|
The Salem
News - April 28, 2007
Doing
a double take: Cummings Center mailman honored with life-size portrait
The Salem
News
BEVERLY
- Artists Jeanne Westra and Robin Corio have painted some strange things
together - portraits of dogs, cats and dead relatives - but this one really
pushes the envelope.
The women co-own Two
Girls and a Paintbrush, a high-end portrait studio in the Cummings Center.
This week, they surprised the office park mailman, Jerry Hoffmann, with
a life-size portrait of himself.
"The first time
they showed it to me, I was beside myself!" joked Hoffmann, 60, a
Beverly resident who has been delivering mail for 25 years.
Westra and Corio said
they were inspired to paint Hoffmann because he is such a welcoming presence
in the sprawling office park. Hoffmann makes 350 deliveries a day to approximately
half the businesses in the Cummings Center. He always greets employees
by name, with a smile and a wave.
"He's so cheery,"
Westra said. "He's such a wonderful person. We all miss Jerry when
he's not here."
This winter, Hoffmann's
absence was felt as he recovered from a rotator cuff injury after slipping
on ice while delivering residential mail. Two weeks ago, as Hoffmann was
about to depart again on a weeklong cruise with his family, Westra and
Corio managed to snap a photo of him.
"We told him
we'd miss him," Westra said.
Westra and Corio spent
all last week on the portrait. Using oils on a 6-foot-11/2-inch piece
of polished birch plywood, they meticulously recreated every facet of
Hoffmann's appearance - even his watch, which he wears backward, and his
thumb, which he blackened a few weeks ago in his workshop. For fear of
copyright infringement, though, they replaced the words "United States
Postal Service" with "World's Best Mail Man."
They then cemented
their creation in a pair of black work boots and hid it in the bathroom.

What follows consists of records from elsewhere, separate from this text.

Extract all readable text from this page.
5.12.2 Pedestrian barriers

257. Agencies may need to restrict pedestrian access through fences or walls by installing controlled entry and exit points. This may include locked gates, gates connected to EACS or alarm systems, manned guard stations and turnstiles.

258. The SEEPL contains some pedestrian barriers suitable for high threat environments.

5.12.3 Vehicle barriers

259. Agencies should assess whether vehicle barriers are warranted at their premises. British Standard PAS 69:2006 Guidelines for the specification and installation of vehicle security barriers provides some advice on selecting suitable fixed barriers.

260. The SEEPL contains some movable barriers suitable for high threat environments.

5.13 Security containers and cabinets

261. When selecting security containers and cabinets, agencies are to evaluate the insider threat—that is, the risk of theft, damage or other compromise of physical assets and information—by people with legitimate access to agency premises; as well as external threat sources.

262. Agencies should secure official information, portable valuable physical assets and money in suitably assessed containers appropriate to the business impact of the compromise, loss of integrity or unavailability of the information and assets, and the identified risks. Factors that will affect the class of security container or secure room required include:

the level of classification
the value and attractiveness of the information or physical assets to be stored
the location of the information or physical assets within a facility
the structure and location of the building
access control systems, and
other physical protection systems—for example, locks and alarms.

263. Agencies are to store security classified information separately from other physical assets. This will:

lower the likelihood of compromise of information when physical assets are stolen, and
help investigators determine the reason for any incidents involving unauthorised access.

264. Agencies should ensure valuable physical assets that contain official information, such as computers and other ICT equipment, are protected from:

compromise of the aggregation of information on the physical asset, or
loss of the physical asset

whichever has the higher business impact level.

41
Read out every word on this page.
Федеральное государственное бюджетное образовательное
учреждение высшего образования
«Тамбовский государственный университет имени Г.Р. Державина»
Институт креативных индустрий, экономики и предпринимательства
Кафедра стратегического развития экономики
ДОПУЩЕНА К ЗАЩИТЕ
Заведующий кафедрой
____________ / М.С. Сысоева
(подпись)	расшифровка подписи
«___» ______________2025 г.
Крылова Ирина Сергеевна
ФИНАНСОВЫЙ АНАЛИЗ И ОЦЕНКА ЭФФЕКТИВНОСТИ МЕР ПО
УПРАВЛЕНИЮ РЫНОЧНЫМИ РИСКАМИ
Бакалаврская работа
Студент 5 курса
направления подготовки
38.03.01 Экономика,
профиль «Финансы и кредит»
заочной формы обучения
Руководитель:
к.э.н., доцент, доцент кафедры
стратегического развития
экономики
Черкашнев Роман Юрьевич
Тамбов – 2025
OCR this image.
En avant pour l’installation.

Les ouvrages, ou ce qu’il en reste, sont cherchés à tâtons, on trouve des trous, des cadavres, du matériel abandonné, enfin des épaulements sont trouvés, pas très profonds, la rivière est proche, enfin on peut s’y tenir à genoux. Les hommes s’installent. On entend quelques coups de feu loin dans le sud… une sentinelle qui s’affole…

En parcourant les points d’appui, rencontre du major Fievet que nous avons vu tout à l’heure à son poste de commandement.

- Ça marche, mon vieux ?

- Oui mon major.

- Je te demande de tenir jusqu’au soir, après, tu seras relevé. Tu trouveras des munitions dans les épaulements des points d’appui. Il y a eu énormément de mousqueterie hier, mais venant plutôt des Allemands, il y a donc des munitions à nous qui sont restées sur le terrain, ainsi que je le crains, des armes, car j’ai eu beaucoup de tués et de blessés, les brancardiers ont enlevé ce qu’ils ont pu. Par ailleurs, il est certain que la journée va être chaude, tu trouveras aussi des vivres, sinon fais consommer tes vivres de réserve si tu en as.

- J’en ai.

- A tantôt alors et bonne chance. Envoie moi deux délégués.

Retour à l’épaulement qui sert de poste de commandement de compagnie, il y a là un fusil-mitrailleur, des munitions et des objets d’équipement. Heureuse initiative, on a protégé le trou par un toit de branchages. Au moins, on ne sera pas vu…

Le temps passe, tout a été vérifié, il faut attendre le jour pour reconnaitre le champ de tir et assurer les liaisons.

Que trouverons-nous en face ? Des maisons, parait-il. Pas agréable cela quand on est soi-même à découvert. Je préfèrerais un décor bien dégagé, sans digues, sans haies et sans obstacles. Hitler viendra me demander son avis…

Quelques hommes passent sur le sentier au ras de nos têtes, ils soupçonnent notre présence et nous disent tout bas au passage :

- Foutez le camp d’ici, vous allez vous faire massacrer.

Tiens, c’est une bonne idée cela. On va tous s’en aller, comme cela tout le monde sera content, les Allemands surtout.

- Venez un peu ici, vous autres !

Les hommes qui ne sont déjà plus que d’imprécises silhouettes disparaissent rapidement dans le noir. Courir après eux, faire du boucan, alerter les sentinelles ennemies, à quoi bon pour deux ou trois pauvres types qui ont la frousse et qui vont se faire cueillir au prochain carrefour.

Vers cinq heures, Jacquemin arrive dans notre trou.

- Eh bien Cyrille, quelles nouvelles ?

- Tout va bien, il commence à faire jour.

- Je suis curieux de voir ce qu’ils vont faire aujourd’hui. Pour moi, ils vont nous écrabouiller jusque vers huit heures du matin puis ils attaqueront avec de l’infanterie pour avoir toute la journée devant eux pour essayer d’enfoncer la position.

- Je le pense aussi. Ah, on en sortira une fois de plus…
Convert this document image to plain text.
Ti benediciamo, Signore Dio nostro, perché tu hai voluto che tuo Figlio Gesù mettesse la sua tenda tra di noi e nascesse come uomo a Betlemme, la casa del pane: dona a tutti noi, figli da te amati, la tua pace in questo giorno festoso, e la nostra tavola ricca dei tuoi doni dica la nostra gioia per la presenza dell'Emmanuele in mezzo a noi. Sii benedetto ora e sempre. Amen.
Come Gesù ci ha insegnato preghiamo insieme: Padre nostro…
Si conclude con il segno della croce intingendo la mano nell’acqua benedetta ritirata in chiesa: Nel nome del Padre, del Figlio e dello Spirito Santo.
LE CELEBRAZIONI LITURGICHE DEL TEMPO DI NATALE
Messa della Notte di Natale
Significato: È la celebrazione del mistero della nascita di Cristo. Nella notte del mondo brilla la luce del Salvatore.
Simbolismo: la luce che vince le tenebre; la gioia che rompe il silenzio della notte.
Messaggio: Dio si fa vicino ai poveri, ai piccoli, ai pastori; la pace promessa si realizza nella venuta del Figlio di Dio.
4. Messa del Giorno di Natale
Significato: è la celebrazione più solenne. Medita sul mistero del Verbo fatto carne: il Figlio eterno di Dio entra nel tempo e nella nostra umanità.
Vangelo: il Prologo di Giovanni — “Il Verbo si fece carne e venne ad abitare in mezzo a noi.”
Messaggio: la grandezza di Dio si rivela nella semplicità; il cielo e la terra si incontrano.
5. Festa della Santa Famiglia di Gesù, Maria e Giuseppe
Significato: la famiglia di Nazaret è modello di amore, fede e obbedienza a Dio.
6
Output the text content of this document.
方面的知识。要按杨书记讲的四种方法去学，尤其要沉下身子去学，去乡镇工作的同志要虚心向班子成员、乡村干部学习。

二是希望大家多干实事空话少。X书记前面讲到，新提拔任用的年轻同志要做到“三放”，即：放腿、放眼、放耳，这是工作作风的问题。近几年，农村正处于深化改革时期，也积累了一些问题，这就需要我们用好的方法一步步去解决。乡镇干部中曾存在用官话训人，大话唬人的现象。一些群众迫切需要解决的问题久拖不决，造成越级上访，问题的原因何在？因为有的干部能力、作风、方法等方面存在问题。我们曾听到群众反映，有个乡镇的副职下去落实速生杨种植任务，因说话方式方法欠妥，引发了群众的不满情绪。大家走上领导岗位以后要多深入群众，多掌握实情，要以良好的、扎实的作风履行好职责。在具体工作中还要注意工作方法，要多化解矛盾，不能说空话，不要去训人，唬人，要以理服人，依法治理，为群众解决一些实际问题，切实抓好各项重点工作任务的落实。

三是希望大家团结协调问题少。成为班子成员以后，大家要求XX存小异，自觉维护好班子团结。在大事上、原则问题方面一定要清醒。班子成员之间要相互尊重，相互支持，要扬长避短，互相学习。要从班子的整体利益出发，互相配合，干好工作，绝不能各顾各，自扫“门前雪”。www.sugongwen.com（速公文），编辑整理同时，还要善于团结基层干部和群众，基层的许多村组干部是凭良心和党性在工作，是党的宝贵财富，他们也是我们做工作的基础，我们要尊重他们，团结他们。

On Monday, when Hoffmann returned, they asked him if he could open the
door and reach something on the top shelf.
"I was amazed,"
Hoffmann said. "These are two extremely gifted, talented women. I
think I look better than I do in real life."
"The Jerry,"
as the portrait has come to be called, now stands at the end of a hallway
outside Westra and Corio's suite. It is creating quite a sensation inside
the 3,500-person office park, drawing employees even from the opposing
900 building to come take a peek.
"Jerry is larger
than life here," said Jen Martin, owner of The Tile Source. "He's
a bright spot in everybody's day. Everybody looks forward to seeing him."
The portrait has inspired
its fair share of confusion, as well. Several employees have done double
takes as they walked down the hallway, and one woman nearly filed a complaint,
Westra said, saying she thought Jerry was staring at her.
"I thought, 'Why
isn't Jerry responding to me as I'm walking toward him?'" said Brenda
Naco, an accounting manager with Hamilton Thorne Biosciences Inc. "He
had the feet and was doing the whole 3-D thing, but he wasn't saying hi.'"
Steve Drohasky, Cummings
Center's vice president and general manager, cited the portrait as an
example of the community that has emerged within the office park, which
employees have referred to as "a city within a city."
"It's shows that
this is a community and that people become part of the fabric of this
place," he said. "Especially Jerry. This is his route."
Hoffmann is not the
only Cummings Center employee that Westra and Corio have immortalized.
On their bathroom door is a mural featuring their leasing agent, Justin
D'Aveda. There are other contenders, they said, but for now they want
to keep the focus on Jerry.
"Jerry's special,"
they said. "We don't want to start mass-producing people."
As for the portrait,
while it is technically Hoffmann's property, it's up to Corio and Westra
what they want to do with it next. They have plenty of ideas.
"We want to do
a 'Where's Jerry?' Like 'Where's Waldo?'" Westra said. "Within
the Cummings Center, we'll put him in the coffee shop and have a little
contest. Where in the world is Jerry?"